Teenage transfers fire Bundesliga row

Teenage transfers fire Bundesliga row

BERLIN - Reuters
The transfers of two 13-year-olds to Bundesliga clubs Hoffenheim and VfL Wolfsburg have triggered a row over top clubs’ efforts to attract younger players with critics calling for an end of “child snatching”. 

The two players, from Berlin and Hamburg, will now move to Hoffenheim and Wolfsburg respectively, hundreds of miles from their homes, with the full support of their parents. 

“We have to accept the transfer but in my view he will not be able to deliver 100 percent in Wolfsburg,” said St Pauli youth director Joachim Philipkowski over the departure of their player. “He will be taken out of his familiar environment. I do not think this is the right way.” 

Several other teams as well as the German football league (DFL), which runs the top divisions, and the country’s football association (DFB) have expressed concern. 

“There used to be a gentlemen’s agreement in the past that one should not take away talent,” said DFL managing director Holger Hieronymus. “Therefore there is the wish to have such an agreement again.” 
VfB Stuttgart and Hanover 96 have opposed such transfers. 

“I am not a friend of ripping people, who are too young, from their social environment,” said Hanover sports director Joerg Schmadtke. 

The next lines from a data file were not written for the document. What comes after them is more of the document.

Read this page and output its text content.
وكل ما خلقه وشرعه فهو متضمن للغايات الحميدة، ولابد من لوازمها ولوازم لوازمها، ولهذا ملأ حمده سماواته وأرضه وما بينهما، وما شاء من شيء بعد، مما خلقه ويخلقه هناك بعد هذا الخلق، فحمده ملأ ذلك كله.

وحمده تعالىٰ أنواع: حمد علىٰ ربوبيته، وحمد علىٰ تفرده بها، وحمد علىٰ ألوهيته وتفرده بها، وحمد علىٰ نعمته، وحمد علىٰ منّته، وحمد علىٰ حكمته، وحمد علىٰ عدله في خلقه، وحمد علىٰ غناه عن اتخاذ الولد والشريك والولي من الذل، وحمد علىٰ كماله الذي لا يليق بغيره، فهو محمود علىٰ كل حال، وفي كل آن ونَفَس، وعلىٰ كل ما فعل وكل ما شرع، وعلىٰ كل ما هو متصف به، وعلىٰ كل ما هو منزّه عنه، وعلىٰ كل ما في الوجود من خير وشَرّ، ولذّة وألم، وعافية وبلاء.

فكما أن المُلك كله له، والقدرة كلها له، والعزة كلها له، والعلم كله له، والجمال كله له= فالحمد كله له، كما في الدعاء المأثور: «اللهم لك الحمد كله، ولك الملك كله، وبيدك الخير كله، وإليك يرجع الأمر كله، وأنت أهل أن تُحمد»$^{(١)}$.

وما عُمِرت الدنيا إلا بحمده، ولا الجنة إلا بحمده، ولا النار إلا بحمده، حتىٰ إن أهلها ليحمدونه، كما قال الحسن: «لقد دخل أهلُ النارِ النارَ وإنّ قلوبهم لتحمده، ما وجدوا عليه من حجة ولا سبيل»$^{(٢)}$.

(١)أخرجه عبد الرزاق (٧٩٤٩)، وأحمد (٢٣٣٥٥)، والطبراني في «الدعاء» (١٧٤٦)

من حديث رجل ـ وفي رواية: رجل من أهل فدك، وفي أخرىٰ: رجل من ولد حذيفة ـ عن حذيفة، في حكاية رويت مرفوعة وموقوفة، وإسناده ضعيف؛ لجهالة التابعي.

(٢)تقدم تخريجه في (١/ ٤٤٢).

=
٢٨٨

Hoffenheim and Wolfsburg have defended their actions, saying such transfers were common practice in every other major European league. 

“I don’t know what this hypocrisy is all about,” said Wolfsburg coach Felix Magath from his team’s winter training camp in Dubai. “You have to get the players early if you want to develop them.” 

“We all took the decision together to set up youth academies and focus on youth work. That is the consequence,” said Magath in reference to the country’s obligatory youth academies for clubs in the top two divisions. 

Following disappointing results forh the national team in 1998 and 2000, Germany decided to set up the academies to develop a new generation of top players. 

The results of the investment, which has exceeded 500 million euros since 2002, has been evident in recent years with Germany finishing third in the 2010 World Cup, fielding its youngest national team in 76 years. 
Dortmund won the Bundesliga title last season with a number of young players in its starting team.